Lord Soley’s Home Education Bill – R.I.P.?

What’s been said?

The home educating community is wondering if the current lull in media interest in HE represents the calm before a coming storm. Are the lobbyists and their journalist allies waiting for some political hook upon which to hang their next volley of hysterical stories? With that in the back of their minds, some concerned parents may be wondering what will happen in the run-up to the timetabled Second Reading debate of Lord Soley’s Bill in the House of Commons.

When the Bill was sent to the Commons in July, a ripple of alarm arose as it received an immediate First Reading and the date for a Second Reading was set for Friday, 26 October. After consulting Parliament’s website however, some soon realised that there was little cause for concern.

Before the Lord’s Committee stage Lord Lucas and Lord Addington, who both oppose the Bill, were telling those who had written to them that the Government was determined to bury it in the Commons. Hence the alarm when it was assigned a date for a Second Reading so quickly. Both these stages, however, are nothing more than procedural devices. The First Reading was simply an acknowledgement that a Bill has been passed from one House to the other. Once a Bill has been noted, a potential date for a Second Reading debate has to be allocated to it, but that is all. When the list of Commons Business for that day was published, it contained one hundred and thirteen items, and this Bill was literally at the bottom! By the time of writing the list stands at one hundred and three, with Soley’s Bill now seventh from the end. The real priority for the day seems to be the first three items listed – all of which appear to have the Government’s backing.

So what will happen to the hundred other bills listed for a Second Reading? Peter Bone MP, made a good job of explaining on 28 June, 2018 when he complained about the way Private Members’ Bills are handled, “Next Friday, 63 Bills will be offered for Second Reading. None of them will be debated… A senior Whip will jump up and object to all those Bills. It is a complete farce.” His concern arose because each House has only a limited number of Fridays in each session – on average one a month – on which to debate the large number of PMBs in the system. Thirteen such days were allocated by the government between October 2017 and November 2018, but these provide very little time for any PMBs to complete their Second Readings, never mind all the other stages they must pass through to gain Royal Assent.

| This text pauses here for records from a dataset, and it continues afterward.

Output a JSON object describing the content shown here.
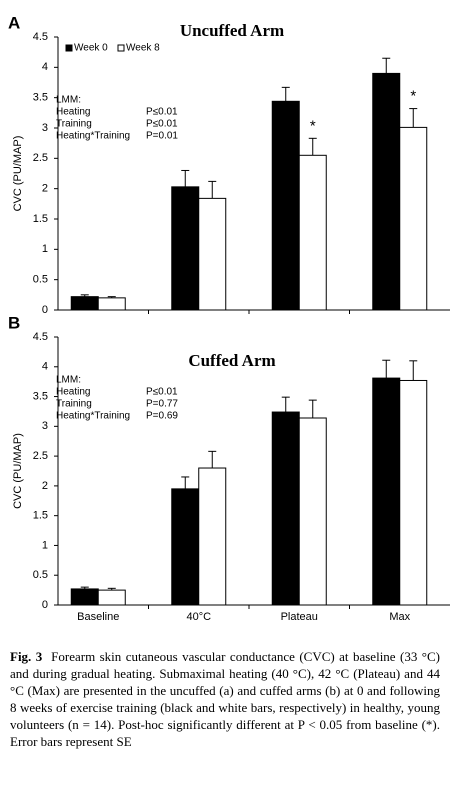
{
  "chart_data": [
    {
      "type": "bar",
      "panel": "A",
      "title": "Uncuffed Arm",
      "y_label": "CVC (PU/MAP)",
      "categories": [
        null,
        null,
        null,
        null
      ],
      "series": [
        {
          "name": "Week 0",
          "color": "#000000",
          "values": [
            0.22,
            2.03,
            3.44,
            3.9
          ],
          "errors": [
            0.03,
            0.27,
            0.23,
            0.25
          ]
        },
        {
          "name": "Week 8",
          "color": "#ffffff",
          "values": [
            0.2,
            1.84,
            2.55,
            3.01
          ],
          "errors": [
            0.02,
            0.28,
            0.28,
            0.31
          ],
          "significant": [
            false,
            false,
            true,
            true
          ]
        }
      ],
      "significance_marker": "*",
      "ylim": [
        0,
        4.5
      ],
      "yticks": [
        0,
        0.5,
        1,
        1.5,
        2,
        2.5,
        3,
        3.5,
        4,
        4.5
      ],
      "legend": true,
      "stats": {
        "heading": "LMM:",
        "rows": [
          [
            "Heating",
            "P≤0.01"
          ],
          [
            "Training",
            "P≤0.01"
          ],
          [
            "Heating*Training",
            "P=0.01"
          ]
        ]
      }
    },
    {
      "type": "bar",
      "panel": "B",
      "title": "Cuffed Arm",
      "y_label": "CVC (PU/MAP)",
      "categories": [
        "Baseline",
        "40°C",
        "Plateau",
        "Max"
      ],
      "series": [
        {
          "color": "#000000",
          "values": [
            0.27,
            1.95,
            3.24,
            3.81
          ],
          "errors": [
            0.03,
            0.2,
            0.25,
            0.3
          ]
        },
        {
          "color": "#ffffff",
          "values": [
            0.25,
            2.3,
            3.14,
            3.77
          ],
          "errors": [
            0.03,
            0.28,
            0.3,
            0.33
          ]
        }
      ],
      "ylim": [
        0,
        4.5
      ],
      "yticks": [
        0,
        0.5,
        1,
        1.5,
        2,
        2.5,
        3,
        3.5,
        4,
        4.5
      ],
      "legend": false,
      "stats": {
        "heading": "LMM:",
        "rows": [
          [
            "Heating",
            "P≤0.01"
          ],
          [
            "Training",
            "P=0.77"
          ],
          [
            "Heating*Training",
            "P=0.69"
          ]
        ]
      }
    }
  ],
  "caption": {
    "label": "Fig. 3",
    "text": "Forearm skin cutaneous vascular conductance (CVC) at baseline (33 °C) and during gradual heating. Submaximal heating (40 °C), 42 °C (Plateau) and 44 °C (Max) are presented in the uncuffed (a) and cuffed arms (b) at 0 and following 8 weeks of exercise training (black and white bars, respectively) in healthy, young volunteers (n = 14). Post-hoc significantly different at P < 0.05 from baseline (*). Error bars represent SE"
  }
}
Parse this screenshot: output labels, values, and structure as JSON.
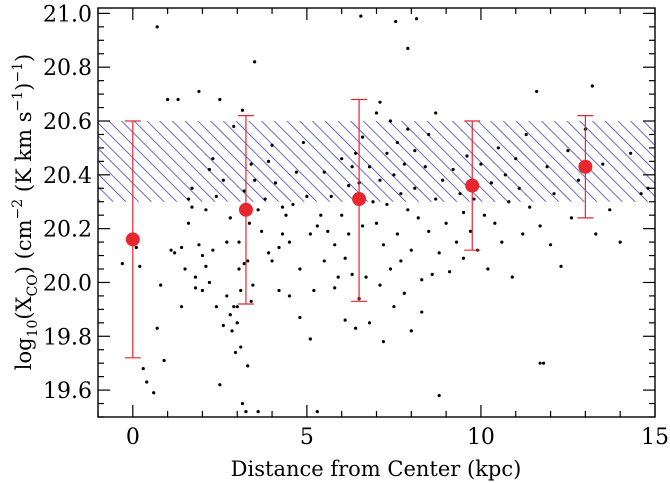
{
  "chart_data": {
    "type": "scatter",
    "xlabel": "Distance from Center (kpc)",
    "ylabel": {
      "prefix": "log",
      "sub": "10",
      "open": "(X",
      "sub2": "CO",
      "mid": ") (cm",
      "sup": "−2",
      "tail": " (K km s",
      "sup2": "−1",
      "end": ")",
      "sup3": "−1",
      "close": ")"
    },
    "xlim": [
      -1,
      15
    ],
    "ylim": [
      19.5,
      21.02
    ],
    "xticks": [
      0,
      5,
      10,
      15
    ],
    "xtick_labels": [
      "0",
      "5",
      "10",
      "15"
    ],
    "yticks": [
      19.6,
      19.8,
      20.0,
      20.2,
      20.4,
      20.6,
      20.8,
      21.0
    ],
    "ytick_labels": [
      "19.6",
      "19.8",
      "20.0",
      "20.2",
      "20.4",
      "20.6",
      "20.8",
      "21.0"
    ],
    "grid": false,
    "colors": {
      "band_hatch": "#2b2bb0",
      "binned": "#e8262d",
      "points": "#000000"
    },
    "band": {
      "y_low": 20.3,
      "y_high": 20.6,
      "style": "hatched"
    },
    "binned": [
      {
        "x": 0.0,
        "y": 20.16,
        "y_low": 19.72,
        "y_high": 20.6
      },
      {
        "x": 3.25,
        "y": 20.27,
        "y_low": 19.92,
        "y_high": 20.62
      },
      {
        "x": 6.5,
        "y": 20.31,
        "y_low": 19.93,
        "y_high": 20.68
      },
      {
        "x": 9.75,
        "y": 20.36,
        "y_low": 20.12,
        "y_high": 20.6
      },
      {
        "x": 13.0,
        "y": 20.43,
        "y_low": 20.24,
        "y_high": 20.62
      }
    ],
    "points": [
      [
        -0.3,
        20.07
      ],
      [
        0.1,
        20.13
      ],
      [
        0.2,
        20.06
      ],
      [
        0.3,
        19.68
      ],
      [
        0.4,
        19.63
      ],
      [
        0.6,
        19.59
      ],
      [
        0.7,
        19.83
      ],
      [
        0.8,
        19.99
      ],
      [
        0.9,
        19.71
      ],
      [
        1.0,
        20.68
      ],
      [
        1.1,
        20.12
      ],
      [
        1.2,
        20.11
      ],
      [
        1.3,
        20.68
      ],
      [
        1.4,
        19.91
      ],
      [
        1.4,
        20.13
      ],
      [
        1.5,
        20.05
      ],
      [
        1.6,
        20.22
      ],
      [
        1.6,
        20.31
      ],
      [
        1.7,
        20.35
      ],
      [
        1.7,
        20.28
      ],
      [
        1.8,
        20.02
      ],
      [
        1.8,
        19.98
      ],
      [
        1.9,
        20.14
      ],
      [
        1.9,
        20.71
      ],
      [
        2.0,
        19.97
      ],
      [
        2.0,
        20.1
      ],
      [
        2.1,
        20.27
      ],
      [
        2.1,
        20.06
      ],
      [
        2.2,
        20.42
      ],
      [
        2.2,
        20.0
      ],
      [
        2.3,
        20.46
      ],
      [
        2.3,
        20.12
      ],
      [
        2.4,
        19.91
      ],
      [
        2.4,
        20.32
      ],
      [
        2.5,
        20.68
      ],
      [
        2.5,
        19.62
      ],
      [
        2.6,
        20.38
      ],
      [
        2.6,
        19.84
      ],
      [
        2.7,
        19.95
      ],
      [
        2.7,
        20.15
      ],
      [
        2.8,
        20.24
      ],
      [
        2.8,
        19.88
      ],
      [
        2.85,
        19.82
      ],
      [
        2.9,
        19.91
      ],
      [
        2.9,
        20.58
      ],
      [
        2.95,
        19.74
      ],
      [
        3.0,
        19.85
      ],
      [
        3.0,
        19.91
      ],
      [
        3.05,
        20.05
      ],
      [
        3.05,
        20.15
      ],
      [
        3.1,
        19.97
      ],
      [
        3.1,
        19.76
      ],
      [
        3.15,
        20.64
      ],
      [
        3.15,
        19.55
      ],
      [
        3.2,
        20.07
      ],
      [
        3.2,
        20.34
      ],
      [
        3.25,
        19.52
      ],
      [
        3.3,
        19.69
      ],
      [
        3.3,
        20.08
      ],
      [
        3.35,
        20.22
      ],
      [
        3.4,
        20.44
      ],
      [
        3.4,
        19.93
      ],
      [
        3.45,
        19.99
      ],
      [
        3.5,
        20.82
      ],
      [
        3.5,
        20.38
      ],
      [
        3.6,
        20.27
      ],
      [
        3.6,
        19.52
      ],
      [
        3.7,
        20.19
      ],
      [
        3.8,
        20.31
      ],
      [
        3.9,
        20.45
      ],
      [
        3.9,
        20.11
      ],
      [
        4.0,
        20.08
      ],
      [
        4.0,
        20.51
      ],
      [
        4.1,
        20.37
      ],
      [
        4.2,
        20.13
      ],
      [
        4.2,
        19.97
      ],
      [
        4.3,
        20.18
      ],
      [
        4.3,
        20.28
      ],
      [
        4.4,
        20.25
      ],
      [
        4.5,
        19.95
      ],
      [
        4.5,
        20.15
      ],
      [
        4.6,
        20.29
      ],
      [
        4.7,
        20.41
      ],
      [
        4.8,
        20.05
      ],
      [
        4.8,
        19.87
      ],
      [
        4.9,
        20.52
      ],
      [
        5.0,
        20.32
      ],
      [
        5.1,
        20.18
      ],
      [
        5.1,
        19.79
      ],
      [
        5.2,
        19.97
      ],
      [
        5.3,
        20.21
      ],
      [
        5.3,
        19.52
      ],
      [
        5.4,
        20.25
      ],
      [
        5.5,
        20.41
      ],
      [
        5.5,
        20.08
      ],
      [
        5.6,
        20.19
      ],
      [
        5.7,
        20.32
      ],
      [
        5.8,
        20.14
      ],
      [
        5.8,
        19.98
      ],
      [
        5.9,
        20.02
      ],
      [
        6.0,
        20.46
      ],
      [
        6.0,
        20.25
      ],
      [
        6.1,
        20.09
      ],
      [
        6.1,
        19.86
      ],
      [
        6.2,
        20.36
      ],
      [
        6.2,
        20.18
      ],
      [
        6.3,
        20.43
      ],
      [
        6.3,
        20.03
      ],
      [
        6.4,
        20.48
      ],
      [
        6.4,
        19.83
      ],
      [
        6.5,
        20.37
      ],
      [
        6.5,
        19.94
      ],
      [
        6.6,
        20.54
      ],
      [
        6.6,
        20.21
      ],
      [
        6.7,
        20.02
      ],
      [
        6.8,
        20.43
      ],
      [
        6.8,
        19.85
      ],
      [
        6.9,
        20.3
      ],
      [
        7.0,
        20.63
      ],
      [
        7.0,
        20.22
      ],
      [
        7.1,
        19.99
      ],
      [
        7.1,
        20.38
      ],
      [
        7.2,
        20.14
      ],
      [
        7.2,
        19.78
      ],
      [
        7.3,
        20.48
      ],
      [
        7.3,
        20.29
      ],
      [
        7.4,
        20.05
      ],
      [
        7.5,
        20.4
      ],
      [
        7.5,
        19.91
      ],
      [
        7.6,
        20.18
      ],
      [
        7.6,
        20.52
      ],
      [
        7.7,
        20.33
      ],
      [
        7.7,
        20.08
      ],
      [
        7.8,
        20.44
      ],
      [
        7.8,
        19.96
      ],
      [
        7.9,
        20.27
      ],
      [
        7.9,
        20.57
      ],
      [
        8.0,
        20.12
      ],
      [
        8.0,
        19.82
      ],
      [
        8.1,
        20.35
      ],
      [
        8.1,
        20.49
      ],
      [
        8.2,
        20.24
      ],
      [
        8.3,
        20.01
      ],
      [
        8.3,
        19.89
      ],
      [
        8.4,
        20.43
      ],
      [
        8.5,
        20.19
      ],
      [
        8.5,
        20.55
      ],
      [
        8.6,
        20.03
      ],
      [
        8.7,
        20.31
      ],
      [
        8.8,
        20.11
      ],
      [
        8.8,
        19.58
      ],
      [
        8.9,
        20.38
      ],
      [
        9.0,
        20.22
      ],
      [
        9.1,
        20.04
      ],
      [
        9.2,
        20.42
      ],
      [
        9.3,
        20.15
      ],
      [
        9.4,
        20.33
      ],
      [
        9.5,
        20.26
      ],
      [
        9.5,
        20.09
      ],
      [
        9.6,
        20.47
      ],
      [
        9.7,
        20.19
      ],
      [
        9.8,
        20.31
      ],
      [
        9.9,
        20.12
      ],
      [
        10.0,
        20.44
      ],
      [
        10.1,
        20.25
      ],
      [
        10.2,
        20.05
      ],
      [
        10.3,
        20.37
      ],
      [
        10.4,
        20.22
      ],
      [
        10.5,
        20.5
      ],
      [
        10.6,
        20.15
      ],
      [
        10.7,
        20.4
      ],
      [
        10.8,
        20.3
      ],
      [
        10.9,
        20.02
      ],
      [
        11.0,
        20.46
      ],
      [
        11.1,
        20.35
      ],
      [
        11.2,
        20.18
      ],
      [
        11.3,
        20.55
      ],
      [
        11.4,
        20.28
      ],
      [
        11.6,
        20.71
      ],
      [
        11.7,
        20.21
      ],
      [
        11.8,
        19.7
      ],
      [
        11.9,
        20.43
      ],
      [
        12.0,
        20.14
      ],
      [
        12.1,
        20.33
      ],
      [
        12.3,
        20.06
      ],
      [
        12.5,
        20.49
      ],
      [
        12.6,
        20.24
      ],
      [
        12.8,
        20.38
      ],
      [
        13.0,
        20.57
      ],
      [
        13.2,
        20.73
      ],
      [
        13.3,
        20.18
      ],
      [
        13.5,
        20.44
      ],
      [
        13.7,
        20.27
      ],
      [
        14.0,
        20.15
      ],
      [
        14.3,
        20.48
      ],
      [
        14.6,
        20.33
      ],
      [
        14.8,
        20.35
      ],
      [
        0.7,
        20.95
      ],
      [
        6.55,
        20.99
      ],
      [
        7.55,
        20.97
      ],
      [
        7.9,
        20.87
      ],
      [
        8.15,
        20.98
      ],
      [
        7.1,
        20.67
      ],
      [
        7.4,
        20.6
      ],
      [
        8.7,
        20.63
      ],
      [
        11.7,
        19.7
      ]
    ]
  }
}
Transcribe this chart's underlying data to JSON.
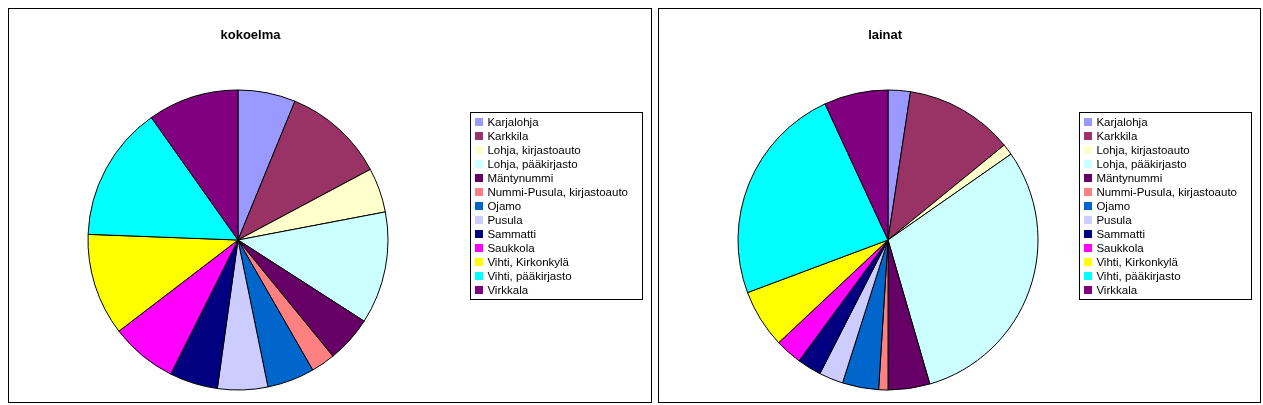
{
  "chart_data": [
    {
      "type": "pie",
      "title": "kokoelma",
      "categories": [
        "Karjalohja",
        "Karkkila",
        "Lohja, kirjastoauto",
        "Lohja, pääkirjasto",
        "Mäntynummi",
        "Nummi-Pusula, kirjastoauto",
        "Ojamo",
        "Pusula",
        "Sammatti",
        "Saukkola",
        "Vihti, Kirkonkylä",
        "Vihti, pääkirjasto",
        "Virkkala"
      ],
      "values": [
        6.2,
        11.0,
        4.8,
        12.1,
        5.0,
        2.6,
        5.1,
        5.4,
        5.2,
        7.2,
        11.0,
        14.6,
        9.8
      ],
      "colors": [
        "#9999ff",
        "#993366",
        "#ffffcc",
        "#ccffff",
        "#660066",
        "#ff8080",
        "#0066cc",
        "#ccccff",
        "#000080",
        "#ff00ff",
        "#ffff00",
        "#00ffff",
        "#800080"
      ],
      "legend": "right"
    },
    {
      "type": "pie",
      "title": "lainat",
      "categories": [
        "Karjalohja",
        "Karkkila",
        "Lohja, kirjastoauto",
        "Lohja, pääkirjasto",
        "Mäntynummi",
        "Nummi-Pusula, kirjastoauto",
        "Ojamo",
        "Pusula",
        "Sammatti",
        "Saukkola",
        "Vihti, Kirkonkylä",
        "Vihti, pääkirjasto",
        "Virkkala"
      ],
      "values": [
        2.4,
        11.7,
        1.2,
        30.2,
        4.5,
        1.0,
        3.9,
        2.6,
        2.6,
        2.9,
        6.3,
        23.8,
        6.9
      ],
      "colors": [
        "#9999ff",
        "#993366",
        "#ffffcc",
        "#ccffff",
        "#660066",
        "#ff8080",
        "#0066cc",
        "#ccccff",
        "#000080",
        "#ff00ff",
        "#ffff00",
        "#00ffff",
        "#800080"
      ],
      "legend": "right"
    }
  ]
}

In fact, on 6 July just thirty-four bills were on the order paper, with only four being debated. The other thirty were listed under “Business without Debate” with all but one being objected to. Most were reassigned to 26 October for a potential Second Reading, adding to the queue in which Lord Soley’s Bill now waits. The majority of these will be listed as “without debate”, and receive the mandatory “Object” from some Hon. Member. This is the cycle in which the HE Bill is now caught.

Why does it matter?

This near inevitable burial in parliamentary procedure reminds us that Lord Soley must have always known his Bill was most unlikely to succeed. So why did he propose it in the first place? He has apparently enjoyed his few sessions in the limelight, but this cannot have been his only motivation. His interest in HE developed back in the days of the Badman Review, when he posted three pieces on the “Lords of the Blog” site [1, 2 & 3] in February 2010. Surprised by the strength of comment he received, and perhaps encouraged by associates in the National Secular Society and Humanists UK (both of which have targeted HE in their wider campaigns against faith schools), Soley, it seems, has sought to advance the agenda underlying Badman. Given the almost certain demise of PMBs, debates generated by them appear to be an amplified form of lobbying rather than real attempts to create legislation. In that respect therefore this Bill has been successful, as it forced the government’s hand to announce the recent consultation.

What can I do?

One thing not to do is to spend the whole of this coming Friday watching Parliament TV – in July, “Business with Debate” commenced around 2:30pm and took just seven minutes.

The most important unknown on the political front is when the Department for Education will announce its response to the HE Consultation. Under normal circumstances that should have been around thirteen weeks after it closed. As previously highlighted, that target was never going to be met. No warning will precede its publication however, so the home educating community needs be on its toes, not only ready to respond but thinking through how to do so constructively.